The limelights hit Andy like the hammer on a fire alarm. By the time his name courses through the audio system, he is already filtered down to sound and muscle memory. Receding straight-backed from the camera, he resembles the groom atop a cake, or a fat Spanish prince. Against his eighty-dollar dress shirt he is burnt a rich pink by two months' worth of weekends spent with cousins in Santa Monica. His hair has bleached to sand. All three of his young colleagues stand a head above him; the Li twins in their blue gowns are teens now, caught up in wild growth spurts; Theodore's scaled violoncello no doubt contributes to some optical illusion. But Andy will not grasp how young he looks by comparison until, years later, he will watch this tape and grimace in disgust. At this moment, in his mind, Andy could touch the acoustic ceiling. He bows, adjusts his pitch, exchanges glances with the others.

"He's due for a haircut" observes his fond mother, offscreen.

Tonight, Prokhorov has chosen the Paganini. The camera zooms forth to focus on the players as an opening swell of the cello signals all four bows. They fall in glissando, violins catching themselves and stretching into perfect unity, sounding the way Heaven sounds in movies. Squashed against the chinrest, Andy's features stir into a frenzy of contortion. He frowns and huffs through his nose. His lips quirk a little at every tempo change, and his brows lift beatifically. The swell of the third movement knocks out his air before practice reminds him to breathe. Andy's father, though less than versed in classical composition, as always finds himself trying to follow the narrative. Peripherally he wonders if he is witnessing a bona-fide instance of the fugue state, supernatural possession.

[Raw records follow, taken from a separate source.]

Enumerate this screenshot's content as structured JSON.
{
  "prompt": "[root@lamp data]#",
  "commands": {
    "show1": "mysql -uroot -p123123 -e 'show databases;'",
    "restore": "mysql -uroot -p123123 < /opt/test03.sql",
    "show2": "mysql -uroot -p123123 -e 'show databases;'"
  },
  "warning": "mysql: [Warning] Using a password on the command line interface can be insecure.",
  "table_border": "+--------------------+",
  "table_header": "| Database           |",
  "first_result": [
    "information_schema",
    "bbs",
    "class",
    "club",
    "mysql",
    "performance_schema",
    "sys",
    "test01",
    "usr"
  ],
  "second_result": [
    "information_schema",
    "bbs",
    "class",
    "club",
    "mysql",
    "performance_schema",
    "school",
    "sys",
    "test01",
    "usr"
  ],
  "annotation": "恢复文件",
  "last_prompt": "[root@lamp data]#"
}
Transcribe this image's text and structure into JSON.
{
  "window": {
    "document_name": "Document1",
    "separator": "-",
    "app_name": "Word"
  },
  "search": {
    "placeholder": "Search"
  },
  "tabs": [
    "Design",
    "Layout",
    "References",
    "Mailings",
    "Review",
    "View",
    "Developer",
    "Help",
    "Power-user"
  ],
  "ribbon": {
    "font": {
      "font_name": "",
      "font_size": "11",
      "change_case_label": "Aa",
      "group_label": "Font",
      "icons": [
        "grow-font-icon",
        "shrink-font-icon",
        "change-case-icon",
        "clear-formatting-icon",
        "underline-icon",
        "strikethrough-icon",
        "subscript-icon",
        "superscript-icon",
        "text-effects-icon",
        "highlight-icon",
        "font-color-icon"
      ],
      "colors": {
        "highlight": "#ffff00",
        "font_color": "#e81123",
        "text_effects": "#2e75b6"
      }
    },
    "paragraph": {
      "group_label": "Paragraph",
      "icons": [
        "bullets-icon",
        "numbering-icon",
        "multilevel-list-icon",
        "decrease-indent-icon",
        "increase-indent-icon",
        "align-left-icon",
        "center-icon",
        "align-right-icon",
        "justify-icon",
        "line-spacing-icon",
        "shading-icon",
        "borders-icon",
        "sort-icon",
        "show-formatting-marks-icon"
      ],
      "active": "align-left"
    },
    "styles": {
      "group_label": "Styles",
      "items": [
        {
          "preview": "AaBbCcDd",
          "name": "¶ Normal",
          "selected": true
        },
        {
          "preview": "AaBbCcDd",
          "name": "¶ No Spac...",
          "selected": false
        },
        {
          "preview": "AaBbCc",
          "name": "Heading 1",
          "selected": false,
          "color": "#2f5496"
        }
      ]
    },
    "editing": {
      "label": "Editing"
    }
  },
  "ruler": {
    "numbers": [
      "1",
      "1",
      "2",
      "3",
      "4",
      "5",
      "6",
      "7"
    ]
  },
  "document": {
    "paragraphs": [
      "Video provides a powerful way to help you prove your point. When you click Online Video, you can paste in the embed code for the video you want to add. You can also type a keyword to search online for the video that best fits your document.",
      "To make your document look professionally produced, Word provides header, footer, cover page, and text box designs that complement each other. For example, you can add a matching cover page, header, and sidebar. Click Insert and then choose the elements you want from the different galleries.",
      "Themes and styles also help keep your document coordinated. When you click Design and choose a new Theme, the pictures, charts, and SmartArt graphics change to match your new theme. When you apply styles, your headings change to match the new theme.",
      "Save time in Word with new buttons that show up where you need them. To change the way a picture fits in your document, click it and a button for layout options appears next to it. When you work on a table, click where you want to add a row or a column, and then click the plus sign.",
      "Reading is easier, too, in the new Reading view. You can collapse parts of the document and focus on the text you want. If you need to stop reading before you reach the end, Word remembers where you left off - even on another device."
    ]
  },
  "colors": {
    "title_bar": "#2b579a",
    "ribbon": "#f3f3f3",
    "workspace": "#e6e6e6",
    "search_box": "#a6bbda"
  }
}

After the fourth and final movement there are three seconds of clear silence. The vacuum fills with applause as the lights come up on intermission. Prokhorov is shaking hands with the maestro of the Philharmonic while his students bow with the hardened constitution of industry professionals.

The host is exuberant. "What dedication and talent from the Foundation Center's youngest. Will you be competing nationally this year?" She tips her microphone toward Andy, and the camera zoom exhausts itself in excitement.

"Young Artists, Young Artists," chants Lola Wilding.

"Yes," says Andy politely. "We will be participating in the Young Artist competition this December."

"Congratulations," says someone else backstage, near the camera. Mr. Wilding turns to murmur a thanks, and the frame slips and zooms out just as Andy is adding, "Unfortunately, after this year I will be withdrawing from the quartet to pursue a separate career as the frontman of a rock band. Thank you."

Off to the left, you can see Prokhorov's entire body whip around.

The hall carries a healthy chuckle. The Li girls are nudging their youngest colleague, shaking their heads. "What did he say," hisses Mr. Wilding. "I missed it. What did he say?"

The frame blurs away. Just before spending a colorful five minutes fixed upon the floor we pass Lola with a hand over her face. "No more beach weekends," she vows, and her laughter has to it the guilty, gleeful edge of a chance to best her eleven-year-old son. "No more leaving the house. I'm selling his Gibson."

"What did he say?"

"He wants to play the fucking guitar instead of this."

"Oh," says Oskar Wilding. "Okay. And?"